Os Registos são a tradução para um quadro multidimensional da fé, resiliência, passado, presente e futuro do povo açoriano, mas acima de tudo de São Miguel.
Este texto começa por falar numa ilha que tinha tudo contra para ser povoada: terreno inóspito, nenhuma baía segura, vulcões, terramotos (1522 em Vila Franca do Campo) seguido de maremotos, piratas e corsários. Tudo era a Ira Divina e um pequeno grupo de irmãs que terão enfrentado tudo isso e que trouxeram para a Ilha um Cristo Salvador!
A forma como se interpreta a existência dos Registos pode ser também a forma como se sente o Registo e o Cristo! Como disse Saramago, “É preciso sair da ilha para ver a ilha!”; talvez seja preciso olhar para um Registo para SENTIR o Santo Cristo.

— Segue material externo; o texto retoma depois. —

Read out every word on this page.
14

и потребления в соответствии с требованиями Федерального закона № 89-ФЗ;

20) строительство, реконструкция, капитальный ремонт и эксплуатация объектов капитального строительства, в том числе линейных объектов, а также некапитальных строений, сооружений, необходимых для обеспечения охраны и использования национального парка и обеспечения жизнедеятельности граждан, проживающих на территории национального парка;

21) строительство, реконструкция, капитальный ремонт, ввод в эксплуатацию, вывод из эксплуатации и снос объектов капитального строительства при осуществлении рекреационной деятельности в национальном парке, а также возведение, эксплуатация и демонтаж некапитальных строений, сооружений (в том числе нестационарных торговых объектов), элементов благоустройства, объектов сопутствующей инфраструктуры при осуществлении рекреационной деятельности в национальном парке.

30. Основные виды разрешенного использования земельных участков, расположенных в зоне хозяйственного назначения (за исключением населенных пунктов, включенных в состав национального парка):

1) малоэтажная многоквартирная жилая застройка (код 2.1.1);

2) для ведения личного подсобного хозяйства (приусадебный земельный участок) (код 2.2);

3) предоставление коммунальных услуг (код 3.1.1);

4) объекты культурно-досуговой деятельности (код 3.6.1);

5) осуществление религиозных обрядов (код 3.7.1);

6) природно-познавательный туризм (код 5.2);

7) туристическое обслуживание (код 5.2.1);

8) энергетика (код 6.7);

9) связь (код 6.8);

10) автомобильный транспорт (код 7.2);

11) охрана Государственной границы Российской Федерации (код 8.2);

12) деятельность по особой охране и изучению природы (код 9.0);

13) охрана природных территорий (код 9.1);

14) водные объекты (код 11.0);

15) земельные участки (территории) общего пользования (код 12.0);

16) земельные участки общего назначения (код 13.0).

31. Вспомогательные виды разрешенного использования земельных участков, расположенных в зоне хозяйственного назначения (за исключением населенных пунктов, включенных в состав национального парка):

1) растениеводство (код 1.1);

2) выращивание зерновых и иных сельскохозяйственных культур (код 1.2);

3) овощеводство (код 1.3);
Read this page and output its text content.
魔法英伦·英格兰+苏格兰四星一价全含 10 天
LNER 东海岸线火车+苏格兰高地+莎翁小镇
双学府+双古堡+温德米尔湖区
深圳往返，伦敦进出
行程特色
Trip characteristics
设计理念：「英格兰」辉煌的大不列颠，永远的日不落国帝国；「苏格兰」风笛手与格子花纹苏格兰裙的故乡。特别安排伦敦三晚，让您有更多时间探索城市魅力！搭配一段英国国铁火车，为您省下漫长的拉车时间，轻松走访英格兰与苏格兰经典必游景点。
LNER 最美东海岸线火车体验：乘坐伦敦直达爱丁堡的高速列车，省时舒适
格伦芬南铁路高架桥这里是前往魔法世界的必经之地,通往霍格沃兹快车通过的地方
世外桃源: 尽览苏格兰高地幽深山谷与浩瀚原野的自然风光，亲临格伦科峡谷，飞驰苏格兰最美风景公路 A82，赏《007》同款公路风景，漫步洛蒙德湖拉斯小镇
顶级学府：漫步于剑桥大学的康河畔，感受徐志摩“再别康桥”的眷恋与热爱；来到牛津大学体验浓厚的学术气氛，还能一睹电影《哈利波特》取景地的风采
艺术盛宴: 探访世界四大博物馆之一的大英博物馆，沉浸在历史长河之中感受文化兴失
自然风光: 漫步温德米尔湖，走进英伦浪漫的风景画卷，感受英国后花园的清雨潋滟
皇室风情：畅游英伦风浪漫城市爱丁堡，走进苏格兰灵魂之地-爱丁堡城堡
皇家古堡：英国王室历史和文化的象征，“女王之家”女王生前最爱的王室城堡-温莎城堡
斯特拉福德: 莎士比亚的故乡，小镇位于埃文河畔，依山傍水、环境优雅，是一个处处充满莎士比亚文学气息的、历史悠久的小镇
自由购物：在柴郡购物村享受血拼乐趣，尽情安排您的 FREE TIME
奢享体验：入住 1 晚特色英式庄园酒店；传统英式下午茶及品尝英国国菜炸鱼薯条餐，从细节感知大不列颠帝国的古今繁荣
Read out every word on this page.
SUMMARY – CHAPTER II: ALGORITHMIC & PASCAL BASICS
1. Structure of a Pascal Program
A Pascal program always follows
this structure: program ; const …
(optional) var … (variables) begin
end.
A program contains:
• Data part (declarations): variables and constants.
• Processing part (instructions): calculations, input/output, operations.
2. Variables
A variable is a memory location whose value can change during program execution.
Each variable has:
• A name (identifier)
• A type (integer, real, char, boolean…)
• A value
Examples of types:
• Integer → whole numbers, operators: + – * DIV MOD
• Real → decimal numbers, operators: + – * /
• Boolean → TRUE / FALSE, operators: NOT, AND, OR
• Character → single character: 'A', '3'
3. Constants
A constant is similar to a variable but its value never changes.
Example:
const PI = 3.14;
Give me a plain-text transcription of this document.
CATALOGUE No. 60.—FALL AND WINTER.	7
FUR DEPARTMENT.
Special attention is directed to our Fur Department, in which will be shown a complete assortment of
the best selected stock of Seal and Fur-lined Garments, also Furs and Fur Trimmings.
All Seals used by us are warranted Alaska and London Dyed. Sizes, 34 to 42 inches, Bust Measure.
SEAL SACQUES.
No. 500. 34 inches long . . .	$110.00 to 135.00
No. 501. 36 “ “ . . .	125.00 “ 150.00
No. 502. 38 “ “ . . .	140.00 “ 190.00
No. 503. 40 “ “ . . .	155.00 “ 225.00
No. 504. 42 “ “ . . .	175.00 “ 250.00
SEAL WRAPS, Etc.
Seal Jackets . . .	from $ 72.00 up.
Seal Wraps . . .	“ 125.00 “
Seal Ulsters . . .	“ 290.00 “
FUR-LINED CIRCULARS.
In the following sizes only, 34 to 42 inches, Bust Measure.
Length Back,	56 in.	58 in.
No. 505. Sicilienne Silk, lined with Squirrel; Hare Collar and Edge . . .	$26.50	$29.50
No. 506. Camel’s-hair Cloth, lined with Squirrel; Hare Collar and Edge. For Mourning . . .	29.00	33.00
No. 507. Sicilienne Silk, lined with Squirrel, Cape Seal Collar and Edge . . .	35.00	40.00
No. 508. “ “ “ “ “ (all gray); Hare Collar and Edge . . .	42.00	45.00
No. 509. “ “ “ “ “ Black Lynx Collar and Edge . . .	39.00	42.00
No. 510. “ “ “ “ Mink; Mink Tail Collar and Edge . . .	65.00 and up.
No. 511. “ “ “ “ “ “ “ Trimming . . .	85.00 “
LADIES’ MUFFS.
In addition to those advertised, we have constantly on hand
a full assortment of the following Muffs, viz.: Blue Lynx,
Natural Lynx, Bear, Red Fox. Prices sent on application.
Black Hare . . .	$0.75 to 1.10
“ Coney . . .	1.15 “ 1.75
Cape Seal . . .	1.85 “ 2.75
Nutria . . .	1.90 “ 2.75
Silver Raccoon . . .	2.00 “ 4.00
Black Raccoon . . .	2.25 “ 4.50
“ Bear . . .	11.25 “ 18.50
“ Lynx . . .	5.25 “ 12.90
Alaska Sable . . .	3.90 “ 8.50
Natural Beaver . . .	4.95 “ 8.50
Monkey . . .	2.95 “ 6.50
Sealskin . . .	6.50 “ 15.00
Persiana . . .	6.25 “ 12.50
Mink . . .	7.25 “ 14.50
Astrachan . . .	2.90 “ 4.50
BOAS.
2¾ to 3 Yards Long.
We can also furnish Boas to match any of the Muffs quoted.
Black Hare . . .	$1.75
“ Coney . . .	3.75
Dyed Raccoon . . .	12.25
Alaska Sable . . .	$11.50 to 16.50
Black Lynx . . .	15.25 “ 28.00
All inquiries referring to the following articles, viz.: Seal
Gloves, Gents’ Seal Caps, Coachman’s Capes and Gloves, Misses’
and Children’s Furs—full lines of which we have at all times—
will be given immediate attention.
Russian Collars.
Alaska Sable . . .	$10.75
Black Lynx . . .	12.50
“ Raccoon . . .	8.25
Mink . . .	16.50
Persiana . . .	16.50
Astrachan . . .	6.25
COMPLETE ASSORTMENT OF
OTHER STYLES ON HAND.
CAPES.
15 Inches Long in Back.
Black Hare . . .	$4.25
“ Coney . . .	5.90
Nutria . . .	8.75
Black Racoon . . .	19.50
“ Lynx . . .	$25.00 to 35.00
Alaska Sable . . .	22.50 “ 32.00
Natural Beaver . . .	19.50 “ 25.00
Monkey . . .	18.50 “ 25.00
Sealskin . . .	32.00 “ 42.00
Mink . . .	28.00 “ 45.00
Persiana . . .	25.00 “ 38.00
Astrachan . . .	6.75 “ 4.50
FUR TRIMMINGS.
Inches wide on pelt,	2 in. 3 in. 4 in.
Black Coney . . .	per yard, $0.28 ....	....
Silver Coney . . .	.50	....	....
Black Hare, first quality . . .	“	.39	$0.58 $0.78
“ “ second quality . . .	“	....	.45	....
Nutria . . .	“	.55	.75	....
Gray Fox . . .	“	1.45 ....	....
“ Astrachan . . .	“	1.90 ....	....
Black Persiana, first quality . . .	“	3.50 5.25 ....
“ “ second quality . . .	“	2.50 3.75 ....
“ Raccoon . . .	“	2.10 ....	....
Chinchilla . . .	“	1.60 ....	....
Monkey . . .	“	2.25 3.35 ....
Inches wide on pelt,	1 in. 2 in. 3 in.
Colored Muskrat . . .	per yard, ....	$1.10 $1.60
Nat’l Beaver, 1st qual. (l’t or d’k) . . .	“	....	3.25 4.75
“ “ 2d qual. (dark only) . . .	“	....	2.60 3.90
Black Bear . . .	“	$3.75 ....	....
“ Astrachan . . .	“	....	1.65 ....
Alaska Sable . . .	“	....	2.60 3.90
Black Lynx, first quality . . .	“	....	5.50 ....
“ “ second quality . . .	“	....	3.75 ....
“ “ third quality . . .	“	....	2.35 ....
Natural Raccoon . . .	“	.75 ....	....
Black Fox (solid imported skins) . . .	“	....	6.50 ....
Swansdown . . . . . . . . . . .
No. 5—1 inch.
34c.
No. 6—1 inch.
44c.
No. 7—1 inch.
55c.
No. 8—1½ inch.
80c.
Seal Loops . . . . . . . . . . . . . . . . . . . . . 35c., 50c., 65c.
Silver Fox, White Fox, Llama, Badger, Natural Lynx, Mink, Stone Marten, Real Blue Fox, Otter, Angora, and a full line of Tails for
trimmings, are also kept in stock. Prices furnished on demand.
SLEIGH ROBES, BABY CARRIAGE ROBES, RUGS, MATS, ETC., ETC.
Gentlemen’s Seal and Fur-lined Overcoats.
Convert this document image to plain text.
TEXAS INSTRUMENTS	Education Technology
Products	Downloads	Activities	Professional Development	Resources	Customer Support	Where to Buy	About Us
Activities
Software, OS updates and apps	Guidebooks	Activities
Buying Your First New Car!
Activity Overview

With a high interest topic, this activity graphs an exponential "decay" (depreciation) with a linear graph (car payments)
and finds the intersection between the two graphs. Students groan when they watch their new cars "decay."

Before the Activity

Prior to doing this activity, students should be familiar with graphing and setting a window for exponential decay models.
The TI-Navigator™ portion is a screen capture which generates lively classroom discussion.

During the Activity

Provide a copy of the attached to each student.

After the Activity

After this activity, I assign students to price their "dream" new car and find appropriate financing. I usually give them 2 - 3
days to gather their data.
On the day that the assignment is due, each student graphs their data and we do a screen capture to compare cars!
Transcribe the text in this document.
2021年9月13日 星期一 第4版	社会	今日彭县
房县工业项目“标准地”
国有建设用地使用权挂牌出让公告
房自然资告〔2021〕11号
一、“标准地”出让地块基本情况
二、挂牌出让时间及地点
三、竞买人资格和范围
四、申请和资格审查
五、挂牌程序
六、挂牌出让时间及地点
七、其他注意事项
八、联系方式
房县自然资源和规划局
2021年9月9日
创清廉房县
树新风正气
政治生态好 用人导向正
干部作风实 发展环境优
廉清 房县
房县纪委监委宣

Os Registos são, enquanto atividade artesanal, uma composição decorativa de uma pagela ou estampa que serve como pano de fundo; nela constam a imagem do Cristo e da Madre Teresa D’Anunciada. A imagem do Senhor é “vestida” com veludo ou damasco vermelho bordado com canutilho e com galões prateados ou dourados. Da mesma forma, a réplica do altar é ricamente enfeitada com muitas flores e até alguns frutos em diversos materiais, sendo o papel de seda ou metalizado o predominante. Tudo feito à mão e montado à mão. Em cada detalhe deverá ser possível reconhecer as mãos delicadas, a sabedoria e a dedicação de quem fez cada pormenor. O bom gosto na escolha e conjugação dos materiais, as ferramentas e a dignidade dada ao Registo do Senhor Santo Cristo, pois trata-se também de uma obra de devoção de tradição secular. Os primeiros Raminhos de flores terão sido feitos nos conventos para venda, pelas irmãs com dotes mais modestos e de forma a poderem subsistir, tal como as primeiras estampas.
É muito importante referir que é impossível dissociar ou até mesmo compreender esta atividade, sem compreender a sua história e a ligação ao seu povo. O Registo do Santo Cristo está presente no mais conhecido quadro “Emigrantes”, de Domingos Rebelo (conceituado pintor micaelense), é parte integrante da economia da cidade de Ponta Delgada e dos seus emigrantes que regressam ano após ano para as Festas, da identidade da sua população e dos seus artesãos que são quem tem a responsabilidade de manter viva a tradição e passá-la à próxima geração, mantendo-a fiel e autêntica.
Esta é uma arte que está a ser preparada para certificação, no âmbito da preservação da Propriedade Intelectual, através do selo de Indicação Geográfica, através do qual se pretende exatamente salvaguardar a qualidade do Produto Artesanal, acrescentando o seu valor patrimonial e económico.